Erdoğan, İstanbul'un tüm renklerini, güzelliklerini, zenginliklerini barındıran ve doğup büyüdüğü Beyoğlu'nun gönlünde müstesna bir yeri olduğunu dile getirerek, şöyle devam etti:

"Türkiye'nin ve İstanbul'un ihtiyacı, kendi dünya görüşlerine uymayan herkesi ötekileştiren, hor ve hakir gören zihniyet değil, işte buradaki manzaranın ifade ettiği anlayıştır. Milletimizin ve İstanbul'un ihtiyacı geçmişte bu Taksim'de sergilenen vandallık, şiddet, terör, provokatif eylemler değil, işte burada olduğu gibi her inançtan, her meşrepten, kökenden insanın aynı sofra etrafında buluşabilmesini sağlayan hoşgörü ve dostluk iklimidir. İstanbul'un ve diğer 80 vilayetiyle tüm Türkiye'nin ihtiyacı, darbe çığırtkanlığı yapanlar değil, 15 Temmuz'da işte burada olduğu gibi canı pahasına istiklaline ve istikbaline sahip çıkan milletin bizatihi kendisidir. Kazanı kaynatıp sandıklardan oyu çalanların üste bir darbe tehdidinde bulunmalarına İstanbul halkı 23 Haziran'da inşallah gereken cevabı verecektir. Düşünebiliyor musunuz, Türkiye Cumhuriyeti'nin Parlamentosunda kazanı kaynatıp oradan darbeye çağrı yapanlar bu ülkede kimlerdir?"

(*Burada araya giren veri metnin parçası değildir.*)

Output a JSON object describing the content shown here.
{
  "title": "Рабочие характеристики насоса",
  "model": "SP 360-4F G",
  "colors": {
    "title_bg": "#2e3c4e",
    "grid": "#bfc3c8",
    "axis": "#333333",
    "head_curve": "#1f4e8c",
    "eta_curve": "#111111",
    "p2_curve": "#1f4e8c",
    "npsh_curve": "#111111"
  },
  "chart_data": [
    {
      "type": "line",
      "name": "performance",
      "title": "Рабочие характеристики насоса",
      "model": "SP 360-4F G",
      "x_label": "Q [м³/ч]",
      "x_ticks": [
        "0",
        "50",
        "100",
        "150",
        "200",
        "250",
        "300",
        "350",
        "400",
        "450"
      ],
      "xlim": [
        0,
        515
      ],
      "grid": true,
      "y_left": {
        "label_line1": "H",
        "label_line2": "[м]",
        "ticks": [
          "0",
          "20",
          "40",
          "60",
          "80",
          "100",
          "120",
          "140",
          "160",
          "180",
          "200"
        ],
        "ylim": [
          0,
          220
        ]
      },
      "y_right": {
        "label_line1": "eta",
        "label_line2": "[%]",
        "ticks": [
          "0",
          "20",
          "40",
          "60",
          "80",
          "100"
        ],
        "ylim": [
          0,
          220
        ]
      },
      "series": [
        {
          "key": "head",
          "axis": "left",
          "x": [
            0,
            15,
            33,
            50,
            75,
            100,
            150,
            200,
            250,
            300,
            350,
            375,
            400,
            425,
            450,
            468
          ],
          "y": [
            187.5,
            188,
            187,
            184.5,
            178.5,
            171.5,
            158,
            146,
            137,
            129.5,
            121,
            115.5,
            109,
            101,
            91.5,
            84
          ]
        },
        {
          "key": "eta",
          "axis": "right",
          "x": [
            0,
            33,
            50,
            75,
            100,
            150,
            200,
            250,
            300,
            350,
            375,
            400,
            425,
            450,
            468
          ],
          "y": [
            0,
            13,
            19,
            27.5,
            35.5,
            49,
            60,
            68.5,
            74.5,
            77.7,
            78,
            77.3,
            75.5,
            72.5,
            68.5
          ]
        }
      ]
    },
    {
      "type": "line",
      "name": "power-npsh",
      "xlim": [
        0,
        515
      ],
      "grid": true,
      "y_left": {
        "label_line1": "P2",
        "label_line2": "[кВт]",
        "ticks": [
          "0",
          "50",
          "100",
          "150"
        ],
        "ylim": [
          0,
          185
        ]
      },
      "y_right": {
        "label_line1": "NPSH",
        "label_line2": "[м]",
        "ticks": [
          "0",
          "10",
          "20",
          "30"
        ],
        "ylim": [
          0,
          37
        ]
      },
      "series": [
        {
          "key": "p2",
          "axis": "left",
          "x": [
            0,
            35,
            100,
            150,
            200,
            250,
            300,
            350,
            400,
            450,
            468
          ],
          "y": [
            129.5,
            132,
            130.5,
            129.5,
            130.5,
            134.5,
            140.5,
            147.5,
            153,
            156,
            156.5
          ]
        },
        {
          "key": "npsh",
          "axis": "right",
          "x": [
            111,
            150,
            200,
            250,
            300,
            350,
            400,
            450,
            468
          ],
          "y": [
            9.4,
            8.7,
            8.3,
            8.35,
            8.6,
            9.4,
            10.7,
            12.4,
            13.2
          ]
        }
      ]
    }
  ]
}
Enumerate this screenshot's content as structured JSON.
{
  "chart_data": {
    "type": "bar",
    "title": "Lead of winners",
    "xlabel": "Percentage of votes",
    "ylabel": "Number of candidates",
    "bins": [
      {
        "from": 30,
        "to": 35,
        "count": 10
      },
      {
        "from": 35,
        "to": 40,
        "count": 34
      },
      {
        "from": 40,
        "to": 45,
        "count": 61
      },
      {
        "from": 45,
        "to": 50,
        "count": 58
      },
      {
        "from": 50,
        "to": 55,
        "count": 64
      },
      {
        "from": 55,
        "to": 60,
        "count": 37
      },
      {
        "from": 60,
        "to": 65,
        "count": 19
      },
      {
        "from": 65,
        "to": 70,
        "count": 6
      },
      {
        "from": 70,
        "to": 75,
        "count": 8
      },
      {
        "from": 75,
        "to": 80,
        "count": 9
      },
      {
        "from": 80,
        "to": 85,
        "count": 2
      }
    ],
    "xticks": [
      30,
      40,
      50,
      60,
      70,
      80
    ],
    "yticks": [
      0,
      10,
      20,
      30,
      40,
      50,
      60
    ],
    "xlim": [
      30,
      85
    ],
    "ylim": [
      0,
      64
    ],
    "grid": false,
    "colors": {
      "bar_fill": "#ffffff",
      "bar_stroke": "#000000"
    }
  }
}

Milletin gereken dersi 23 Haziran'da vereceğine inandığını ifade eden Erdoğan, "Dağdan talimatlar geliyor. Terörist başlarının kimlerle beraber olunması gerektiğini isim vererek CHP'nin adayıyla beraber olmanız gerektiğini ta oradan söyleyenlerin kimler olduğunu herhalde televizyonlardan izliyorsunuz." diye konuştu.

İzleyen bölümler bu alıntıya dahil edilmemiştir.